Teachers Want A Piece Of The Mortgage Insurance Pie

Ontario Teachers’ Pension Plan is buying into the mortgage-insurance market, a move that should provide a new challenge to Crown corporation Canada Mortgage and Housing Corp., which controls about 75% of the multibillion-dollar industry.


The pension fund, which has strong links to most of the major financial institutions that sell mortgage insurance to homeowners, said yesterday it is buying the Canadian subsidiary of American International Group Inc., AIG United Guaranty Canada. No price was disclosed but the Canadian unit had assets of $274-million and total equity of $127-million as of September 30, 2009.


In announcing the deal, the pension giant said it had teamed up with Stephen Smith, a Toronto-based investor who is making the purchase through his private family holding company, National Mortgage Guaranty.


Mr.
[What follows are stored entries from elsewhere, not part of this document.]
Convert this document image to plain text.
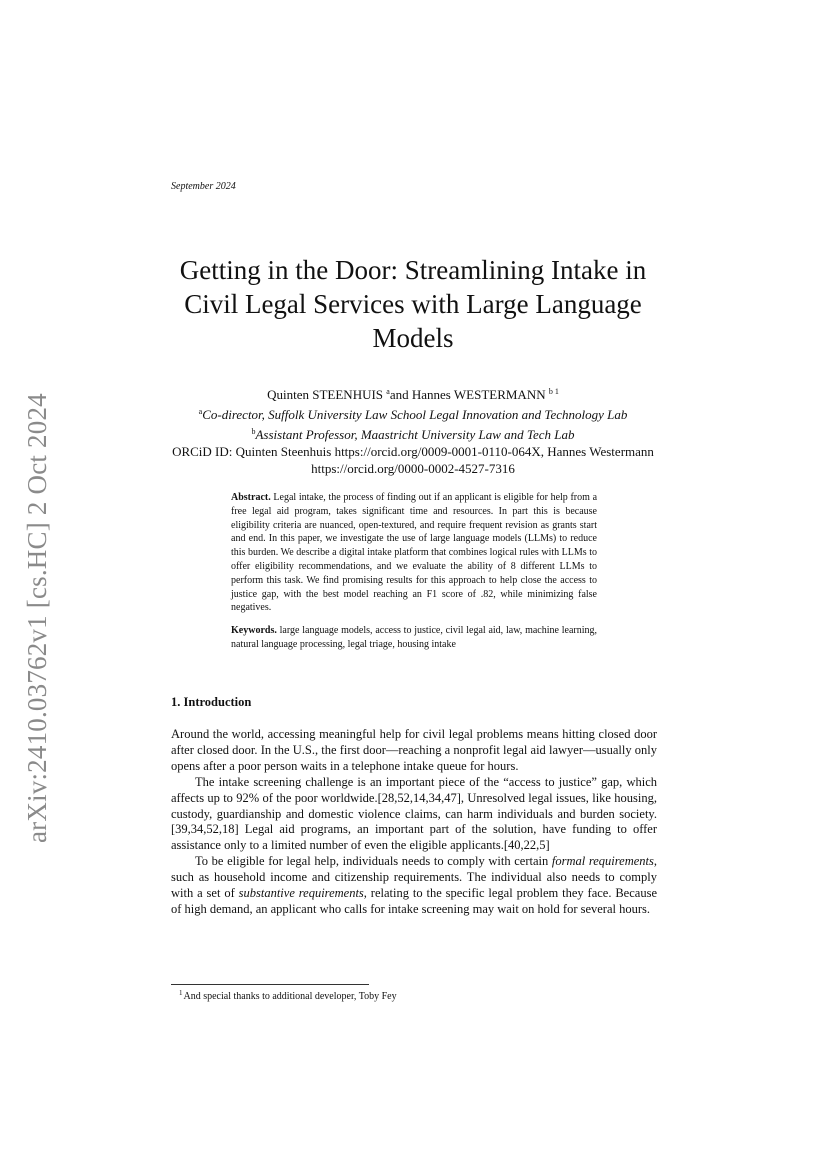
arXiv:2410.03762v1 [cs.HC] 2 Oct 2024
September 2024
Getting in the Door: Streamlining Intake in Civil Legal Services with Large Language Models
Quinten STEENHUIS $^a$and Hannes WESTERMANN $^{b 1}$
$^a$Co-director, Suffolk University Law School Legal Innovation and Technology Lab
$^b$Assistant Professor, Maastricht University Law and Tech Lab
ORCiD ID: Quinten Steenhuis https://orcid.org/0009-0001-0110-064X, Hannes Westermann https://orcid.org/0000-0002-4527-7316

Abstract. Legal intake, the process of finding out if an applicant is eligible for help from a free legal aid program, takes significant time and resources. In part this is because eligibility criteria are nuanced, open-textured, and require frequent revision as grants start and end. In this paper, we investigate the use of large language models (LLMs) to reduce this burden. We describe a digital intake platform that combines logical rules with LLMs to offer eligibility recommendations, and we evaluate the ability of 8 different LLMs to perform this task. We find promising results for this approach to help close the access to justice gap, with the best model reaching an F1 score of .82, while minimizing false negatives.

Keywords. large language models, access to justice, civil legal aid, law, machine learning, natural language processing, legal triage, housing intake

1. Introduction

Around the world, accessing meaningful help for civil legal problems means hitting closed door after closed door. In the U.S., the first door—reaching a nonprofit legal aid lawyer—usually only opens after a poor person waits in a telephone intake queue for hours.

The intake screening challenge is an important piece of the “access to justice” gap, which affects up to 92% of the poor worldwide.[28,52,14,34,47], Unresolved legal issues, like housing, custody, guardianship and domestic violence claims, can harm individuals and burden society. [39,34,52,18] Legal aid programs, an important part of the solution, have funding to offer assistance only to a limited number of even the eligible applicants.[40,22,5]

To be eligible for legal help, individuals needs to comply with certain formal requirements, such as household income and citizenship requirements. The individual also needs to comply with a set of substantive requirements, relating to the specific legal problem they face. Because of high demand, an applicant who calls for intake screening may wait on hold for several hours.

$^1$And special thanks to additional developer, Toby Fey
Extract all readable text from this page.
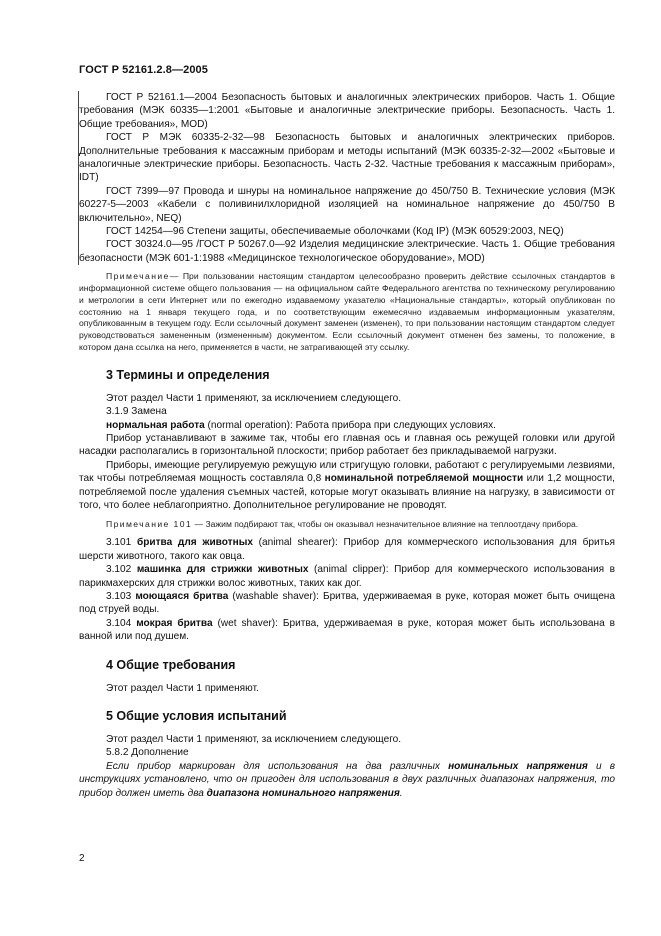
ГОСТ Р 52161.2.8—2005

ГОСТ Р 52161.1—2004 Безопасность бытовых и аналогичных электрических приборов. Часть 1. Общие требования (МЭК 60335—1:2001 «Бытовые и аналогичные электрические приборы. Безопасность. Часть 1. Общие требования», MOD)

ГОСТ Р МЭК 60335-2-32—98 Безопасность бытовых и аналогичных электрических приборов. Дополнительные требования к массажным приборам и методы испытаний (МЭК 60335-2-32—2002 «Бытовые и аналогичные электрические приборы. Безопасность. Часть 2-32. Частные требования к массажным приборам», IDT)

ГОСТ 7399—97 Провода и шнуры на номинальное напряжение до 450/750 В. Технические условия (МЭК 60227-5—2003 «Кабели с поливинилхлоридной изоляцией на номинальное напряжение до 450/750 В включительно», NEQ)

ГОСТ 14254—96 Степени защиты, обеспечиваемые оболочками (Код IP) (МЭК 60529:2003, NEQ)

ГОСТ 30324.0—95 /ГОСТ Р 50267.0—92 Изделия медицинские электрические. Часть 1. Общие требования безопасности (МЭК 601-1:1988 «Медицинское технологическое оборудование», MOD)

Примечание— При пользовании настоящим стандартом целесообразно проверить действие ссылочных стандартов в информационной системе общего пользования — на официальном сайте Федерального агентства по техническому регулированию и метрологии в сети Интернет или по ежегодно издаваемому указателю «Национальные стандарты», который опубликован по состоянию на 1 января текущего года, и по соответствующим ежемесячно издаваемым информационным указателям, опубликованным в текущем году. Если ссылочный документ заменен (изменен), то при пользовании настоящим стандартом следует руководствоваться замененным (измененным) документом. Если ссылочный документ отменен без замены, то положение, в котором дана ссылка на него, применяется в части, не затрагивающей эту ссылку.

3 Термины и определения

Этот раздел Части 1 применяют, за исключением следующего.

3.1.9 Замена

нормальная работа (normal operation): Работа прибора при следующих условиях.

Прибор устанавливают в зажиме так, чтобы его главная ось и главная ось режущей головки или другой насадки располагались в горизонтальной плоскости; прибор работает без прикладываемой нагрузки.

Приборы, имеющие регулируемую режущую или стригущую головки, работают с регулируемыми лезвиями, так чтобы потребляемая мощность составляла 0,8 номинальной потребляемой мощности или 1,2 мощности, потребляемой после удаления съемных частей, которые могут оказывать влияние на нагрузку, в зависимости от того, что более неблагоприятно. Дополнительное регулирование не проводят.

Примечание 101 — Зажим подбирают так, чтобы он оказывал незначительное влияние на теплоотдачу прибора.

3.101 бритва для животных (animal shearer): Прибор для коммерческого использования для бритья шерсти животного, такого как овца.

3.102 машинка для стрижки животных (animal clipper): Прибор для коммерческого использования в парикмахерских для стрижки волос животных, таких как дог.

3.103 моющаяся бритва (washable shaver): Бритва, удерживаемая в руке, которая может быть очищена под струей воды.

3.104 мокрая бритва (wet shaver): Бритва, удерживаемая в руке, которая может быть использована в ванной или под душем.

4 Общие требования

Этот раздел Части 1 применяют.

5 Общие условия испытаний

Этот раздел Части 1 применяют, за исключением следующего.

5.8.2 Дополнение

Если прибор маркирован для использования на два различных номинальных напряжения и в инструкциях установлено, что он пригоден для использования в двух различных диапазонах напряжения, то прибор должен иметь два диапазона номинального напряжения.

2
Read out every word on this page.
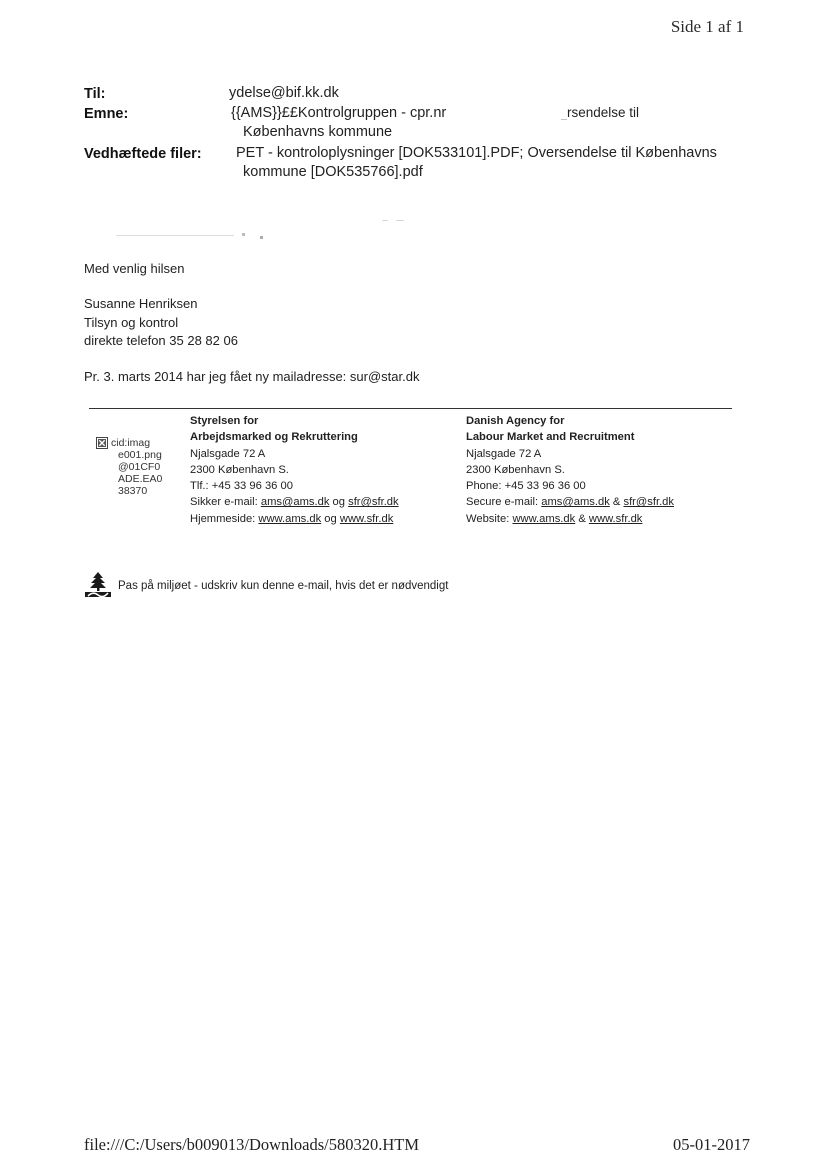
Side 1 af 1
Til:	ydelse@bif.kk.dk
Emne:	{{AMS}}££Kontrolgruppen - cpr.nr	rsendelse til
Københavns kommune
Vedhæftede filer: PET - kontroloplysninger [DOK533101].PDF; Oversendelse til Københavns
kommune [DOK535766].pdf
Med venlig hilsen
Susanne Henriksen
Tilsyn og kontrol
direkte telefon 35 28 82 06
Pr. 3. marts 2014 har jeg fået ny mailadresse: sur@star.dk
cid:imag
e001.png
@01CF0
ADE.EA0
38370
Styrelsen for
Arbejdsmarked og Rekruttering
Njalsgade 72 A
2300 København S.
Tlf.: +45 33 96 36 00
Sikker e-mail: ams@ams.dk og sfr@sfr.dk
Hjemmeside: www.ams.dk og www.sfr.dk
Danish Agency for
Labour Market and Recruitment
Njalsgade 72 A
2300 København S.
Phone: +45 33 96 36 00
Secure e-mail: ams@ams.dk & sfr@sfr.dk
Website: www.ams.dk & www.sfr.dk
Pas på miljøet - udskriv kun denne e-mail, hvis det er nødvendigt
file:///C:/Users/b009013/Downloads/580320.HTM	05-01-2017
Smith is also president of First National Financial, which was one of the first financial institutions to offer AIG products after the company entered the Canadian marketplace in March 2006.
“We’ve spoken to a number of potential [bank] customers prior to signing this transaction, and we had good discussions with all of them,” said Erol Uzumeri, senior vice-president of Teachers’ Private Capital. He noted Teachers “has good relationships with all of them.”
During the height of the housing boom in Canada, three private insurers joined Genworth Financial Canada, which still controls about a quarter of the market. As of Dec. 31, 2008, there were $908-billion in outstanding mortgages in Canada.
Consumers are required to buy mortgage-default insurance if they are borrowing from a financial institution regulated by the Bank Act and have less than a 20% down payment on their home. The mortgage insurance makes sure financial institutions are covered for losses should a consumer default. In 2008, that high-ratio market generated $70-billion in new loans.
Mr. Uzumeri does not predict Teachers will engage in price wars or introduce any exotic new products to the landscape to grow its market share.


Previous battles between mortgage insurers have been blamed for such things as longer amortization periods, which stretched from the traditional 25 years to 40 years during this housing cycle before the government mandated they be capped at 35 years.
Teachers plans to rebrand the company to shake off the stigma attached to the AIG name, investing new capital and providing high-quality service. “We will be focused on building relationships with partners like banks,” Mr. Uzumeri said. “Our plans are modest. CMHC is and will always will be a dominant provider of mortgage insurance in Canada, but there is room for third-party providers.”
Teachers had been studying the Canadian mortgage market for two years. “The Canadian housing market is one of the most stable in the world. We have conservative lending practices, mortgage financing through the big banks, we don’t have any non-recourse mortgages and we don’t have tax incentives that encourage people to [accumulate debt],” Mr. Uzumeri said.
Before its parent company imploded, the Canadian operations had made some inroads into the marketplace. Vince Gaetano, vice-president of broker Monster Mortgage, said AIG probably had about 4% to 5% of the Canadian market but is well under 1% now.
“It has a big upside. They are at less than 1% of the market and have nowhere else to go but up,” joked Mr. Gaetano, who says the company’s Canadian public profile will have to be rebranded effectively.


But he said Teachers could prove to be effective at competing with powerhouses CMHC and Genworth. Up until now, most financial institutions have been reluctant to include a third insurance option because it required changes to their computer and operating systems. The other two private insurers left the market months ago.


“If Teachers put some pressure to some of their lenders, who knows what will happen?” Mr. Gaetano said.